En la enorme cocina les sirvieron pollo frito, arroz, frijoles, pan dulce y jugo fresco. Maya miraba todo como si fuera un sueño. Pero antes de probar bocado, Lino preguntó:
—¿Podríamos llevarle comida a nuestra hermana?
Aquella pregunta rompió la última barrera en el corazón de Don Arturo.
—No —respondió suavemente—. Vamos a verla.
Subieron a su camioneta y condujeron hasta la colonia humilde. Don Arturo descendió y vio la pequeña vivienda, el techo improvisado, la joven enferma ardiendo en fiebre.
Sin pensarlo, llamó a su chofer.
—Llévenla al mejor hospital privado. Yo me encargo de todo.

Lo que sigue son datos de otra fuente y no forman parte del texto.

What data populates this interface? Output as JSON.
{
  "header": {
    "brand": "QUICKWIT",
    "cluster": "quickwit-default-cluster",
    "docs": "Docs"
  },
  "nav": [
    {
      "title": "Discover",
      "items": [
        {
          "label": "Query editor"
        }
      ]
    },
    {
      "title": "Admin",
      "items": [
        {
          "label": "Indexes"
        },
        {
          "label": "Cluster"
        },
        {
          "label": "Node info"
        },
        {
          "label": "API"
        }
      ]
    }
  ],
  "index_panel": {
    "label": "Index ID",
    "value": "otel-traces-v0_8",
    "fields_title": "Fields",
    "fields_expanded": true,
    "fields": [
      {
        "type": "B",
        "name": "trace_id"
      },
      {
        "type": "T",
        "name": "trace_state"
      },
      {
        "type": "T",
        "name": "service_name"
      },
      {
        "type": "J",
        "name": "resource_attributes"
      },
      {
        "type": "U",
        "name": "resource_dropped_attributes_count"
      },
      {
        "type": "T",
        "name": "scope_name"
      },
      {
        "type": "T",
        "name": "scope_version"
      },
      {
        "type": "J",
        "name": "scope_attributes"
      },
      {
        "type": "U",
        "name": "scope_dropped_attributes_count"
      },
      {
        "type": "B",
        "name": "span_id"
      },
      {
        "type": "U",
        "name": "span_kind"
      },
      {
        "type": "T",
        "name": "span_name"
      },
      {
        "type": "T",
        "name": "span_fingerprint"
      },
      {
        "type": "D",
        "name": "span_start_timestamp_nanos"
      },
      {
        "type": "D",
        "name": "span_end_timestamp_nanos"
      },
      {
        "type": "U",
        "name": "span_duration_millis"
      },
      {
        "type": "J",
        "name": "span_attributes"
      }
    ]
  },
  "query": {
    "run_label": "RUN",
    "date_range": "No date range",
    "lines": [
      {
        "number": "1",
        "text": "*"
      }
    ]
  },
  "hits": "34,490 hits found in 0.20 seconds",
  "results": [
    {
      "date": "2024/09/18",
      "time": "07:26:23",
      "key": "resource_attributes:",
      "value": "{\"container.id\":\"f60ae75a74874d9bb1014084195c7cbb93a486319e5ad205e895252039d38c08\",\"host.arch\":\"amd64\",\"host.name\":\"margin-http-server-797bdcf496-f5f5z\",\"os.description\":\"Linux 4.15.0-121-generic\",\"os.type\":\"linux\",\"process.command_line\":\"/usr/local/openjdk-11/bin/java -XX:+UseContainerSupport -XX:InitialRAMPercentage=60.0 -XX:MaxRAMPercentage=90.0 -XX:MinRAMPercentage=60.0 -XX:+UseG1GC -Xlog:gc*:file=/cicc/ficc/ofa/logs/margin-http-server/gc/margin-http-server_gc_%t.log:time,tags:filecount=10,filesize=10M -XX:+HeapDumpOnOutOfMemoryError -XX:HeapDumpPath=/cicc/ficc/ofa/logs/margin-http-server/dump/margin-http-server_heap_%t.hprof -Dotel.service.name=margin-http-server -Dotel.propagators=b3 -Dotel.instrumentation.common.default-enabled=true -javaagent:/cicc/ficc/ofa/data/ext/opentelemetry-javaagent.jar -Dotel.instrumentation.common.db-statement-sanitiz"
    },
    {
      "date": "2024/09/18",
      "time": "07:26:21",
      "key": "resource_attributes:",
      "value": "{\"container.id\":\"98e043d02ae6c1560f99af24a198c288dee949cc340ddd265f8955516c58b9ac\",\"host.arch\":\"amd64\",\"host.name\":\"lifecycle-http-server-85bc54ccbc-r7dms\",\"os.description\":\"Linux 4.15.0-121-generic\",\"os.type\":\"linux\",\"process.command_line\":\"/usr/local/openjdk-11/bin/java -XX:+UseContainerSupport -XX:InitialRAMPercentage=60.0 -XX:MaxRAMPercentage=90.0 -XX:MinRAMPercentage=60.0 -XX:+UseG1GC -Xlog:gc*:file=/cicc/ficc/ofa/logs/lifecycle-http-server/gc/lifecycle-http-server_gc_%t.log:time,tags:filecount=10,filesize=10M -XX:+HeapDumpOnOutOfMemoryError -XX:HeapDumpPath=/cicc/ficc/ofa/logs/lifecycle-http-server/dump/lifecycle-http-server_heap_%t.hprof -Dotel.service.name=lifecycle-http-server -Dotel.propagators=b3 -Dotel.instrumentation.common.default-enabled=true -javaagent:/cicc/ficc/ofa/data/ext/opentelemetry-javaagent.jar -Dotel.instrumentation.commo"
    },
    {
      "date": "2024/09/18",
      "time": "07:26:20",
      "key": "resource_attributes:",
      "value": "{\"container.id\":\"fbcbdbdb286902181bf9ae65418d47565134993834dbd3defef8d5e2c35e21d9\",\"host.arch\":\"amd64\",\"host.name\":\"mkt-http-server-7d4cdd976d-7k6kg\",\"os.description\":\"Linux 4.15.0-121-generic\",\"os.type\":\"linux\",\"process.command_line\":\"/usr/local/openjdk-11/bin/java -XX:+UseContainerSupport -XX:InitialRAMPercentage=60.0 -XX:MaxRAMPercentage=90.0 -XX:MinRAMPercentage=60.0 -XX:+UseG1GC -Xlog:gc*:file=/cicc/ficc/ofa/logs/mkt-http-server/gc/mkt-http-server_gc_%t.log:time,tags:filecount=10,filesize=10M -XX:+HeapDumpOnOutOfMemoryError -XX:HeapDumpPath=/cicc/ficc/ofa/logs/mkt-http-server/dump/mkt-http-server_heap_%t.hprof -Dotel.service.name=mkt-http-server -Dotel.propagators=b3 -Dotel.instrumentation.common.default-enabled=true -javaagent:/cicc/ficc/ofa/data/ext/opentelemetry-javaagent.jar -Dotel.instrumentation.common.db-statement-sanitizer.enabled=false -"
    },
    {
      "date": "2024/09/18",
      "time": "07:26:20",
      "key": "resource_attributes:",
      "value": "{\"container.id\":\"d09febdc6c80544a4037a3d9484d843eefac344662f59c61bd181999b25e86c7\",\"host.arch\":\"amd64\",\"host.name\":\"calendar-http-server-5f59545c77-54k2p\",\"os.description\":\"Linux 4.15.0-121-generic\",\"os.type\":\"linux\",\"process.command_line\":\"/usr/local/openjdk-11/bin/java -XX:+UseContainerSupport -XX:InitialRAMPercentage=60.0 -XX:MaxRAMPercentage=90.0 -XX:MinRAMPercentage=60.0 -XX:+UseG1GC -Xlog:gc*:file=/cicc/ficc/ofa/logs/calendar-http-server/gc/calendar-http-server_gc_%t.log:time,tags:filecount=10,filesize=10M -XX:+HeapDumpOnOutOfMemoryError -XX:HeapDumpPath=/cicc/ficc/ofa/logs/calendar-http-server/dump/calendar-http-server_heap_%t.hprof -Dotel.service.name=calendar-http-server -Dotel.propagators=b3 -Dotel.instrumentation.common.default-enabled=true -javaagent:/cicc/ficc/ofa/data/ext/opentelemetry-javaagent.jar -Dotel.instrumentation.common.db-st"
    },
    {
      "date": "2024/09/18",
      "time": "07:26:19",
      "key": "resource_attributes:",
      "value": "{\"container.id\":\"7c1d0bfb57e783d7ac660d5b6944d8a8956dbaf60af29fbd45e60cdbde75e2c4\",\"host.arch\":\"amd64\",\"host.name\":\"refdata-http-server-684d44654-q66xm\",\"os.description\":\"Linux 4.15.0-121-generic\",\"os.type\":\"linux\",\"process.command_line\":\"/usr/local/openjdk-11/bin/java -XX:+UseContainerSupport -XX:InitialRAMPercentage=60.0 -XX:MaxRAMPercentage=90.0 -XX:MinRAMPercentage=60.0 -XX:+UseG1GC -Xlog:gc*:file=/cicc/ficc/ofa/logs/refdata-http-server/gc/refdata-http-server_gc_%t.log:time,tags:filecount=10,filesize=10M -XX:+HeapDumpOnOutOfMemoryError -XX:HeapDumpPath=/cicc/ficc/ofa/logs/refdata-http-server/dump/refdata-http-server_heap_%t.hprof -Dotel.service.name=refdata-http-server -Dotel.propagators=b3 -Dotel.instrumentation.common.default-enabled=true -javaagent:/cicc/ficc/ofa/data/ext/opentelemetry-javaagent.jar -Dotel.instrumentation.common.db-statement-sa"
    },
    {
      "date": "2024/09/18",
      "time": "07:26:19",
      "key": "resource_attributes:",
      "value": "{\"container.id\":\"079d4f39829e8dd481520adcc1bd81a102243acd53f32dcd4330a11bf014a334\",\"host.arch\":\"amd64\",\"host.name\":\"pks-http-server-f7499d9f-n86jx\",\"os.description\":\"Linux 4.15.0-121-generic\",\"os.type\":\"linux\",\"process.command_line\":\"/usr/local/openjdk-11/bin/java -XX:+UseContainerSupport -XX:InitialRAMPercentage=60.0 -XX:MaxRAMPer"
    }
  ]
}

Rosa fue internada esa misma noche. Recibió tratamiento adecuado, medicamentos, estudios. En pocos días, su fiebre comenzó a bajar. Cuando despertó con claridad, vio a sus hermanos a un lado de la cama… y al elegante anciano sentado en silencio junto a ellos.
Pasaron las semanas. Rosa se recuperó completamente.
Una tarde, Don Arturo los reunió en su jardín ya limpio.
—He vivido muchos años solo —dijo—. Mi esposa y yo no tuvimos hijos. Y ustedes… me han recordado algo que creía perdido.